In [1]:
%matplotlib notebook

# Session 1: Forward mode differentiation

This course introduces the concept of *differentiable programming*, a.k.a. *automatic differentiation (AD)*, or *algorithmic differentiation*. We will use the acronym AD henceforth.



## History

* Origins of AD in 1950s.
* However, it found a wider audience in the 1980s, when it became more relevant thanks to advances in both computer power and modern programming languages.
* Forward mode (the subject of this session) was discovered by Wengert in 1964.
* Further developed by Griewank in the late 1980s.

## Idea

The idea of AD is to **treat a model as a sequence of elementary instructions** (e.g., addition, multiplication, exponentiation). Here a *model* could be a function or subroutine, code block, or a whole program. Elementary operations are well-understood and their derivatives are known. As such, the derivative of the whole model may be computed by composing the derivatives of each operation using the *chain rule*.

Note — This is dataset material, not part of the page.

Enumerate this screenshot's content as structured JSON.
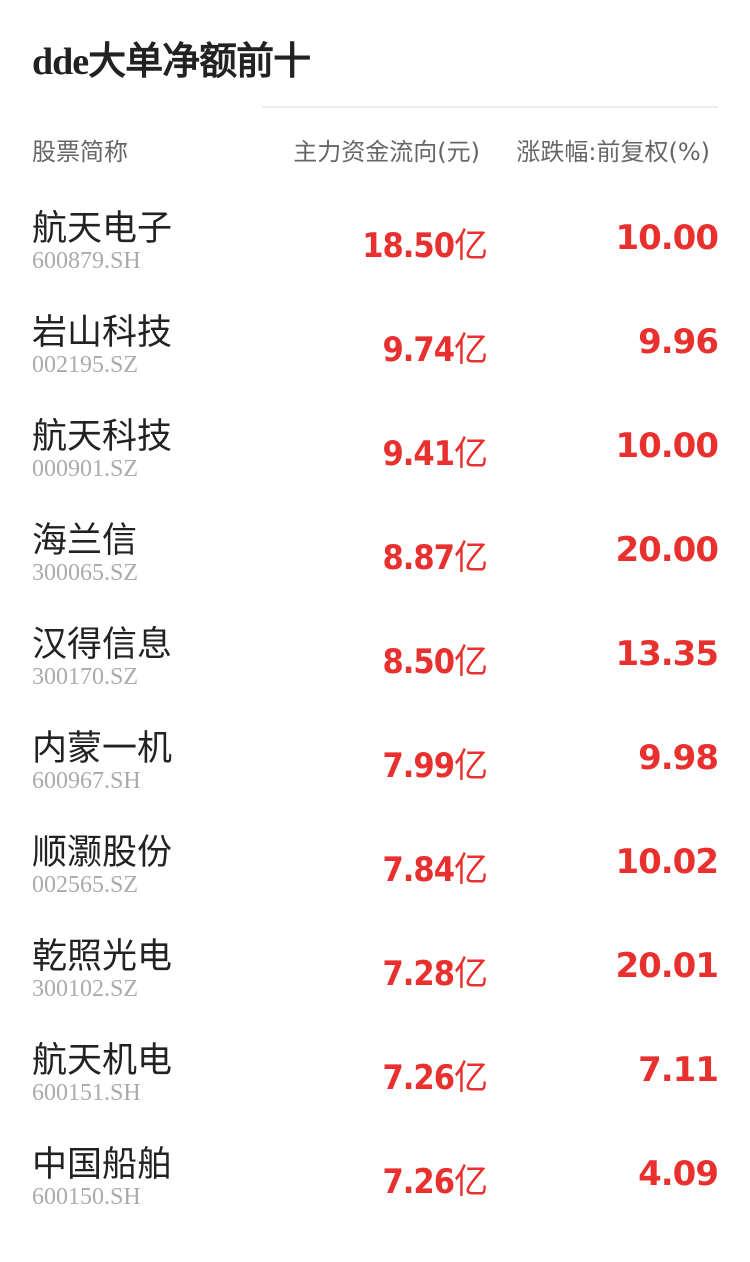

#### Recap on A-level maths: the Chain Rule

Consider two composable, differentiable (mathematical) functions, $f$ and $g$, with composition $h=f\circ g$. By definition, this means
$$h(x)=(f\circ g)(x)=g(f(x)).$$

Then the *chain rule* states that the derivative of $h$ may be computed in terms of the derivatives of $f$ and $g$ using the formula
$$h'(x)=(f\circ g)'(x)=(f'\circ g)(x)\,g'(x)=g(f'(x))\,g'(x).$$

## References

* R. E. Wengert. *A simple automatic derivative evaluation program*. Communications
of the ACM, 7(8):463–464, 1964.
* A. Griewank. *Achieving logarithmic growth of temporal and spatial complexity in
reverse automatic differentiation.* Optimization Methods & Software, 1:35–54, 1992.
* D. Cortild, et al. *A Brief Review of Automatic Differentiation.* (2023).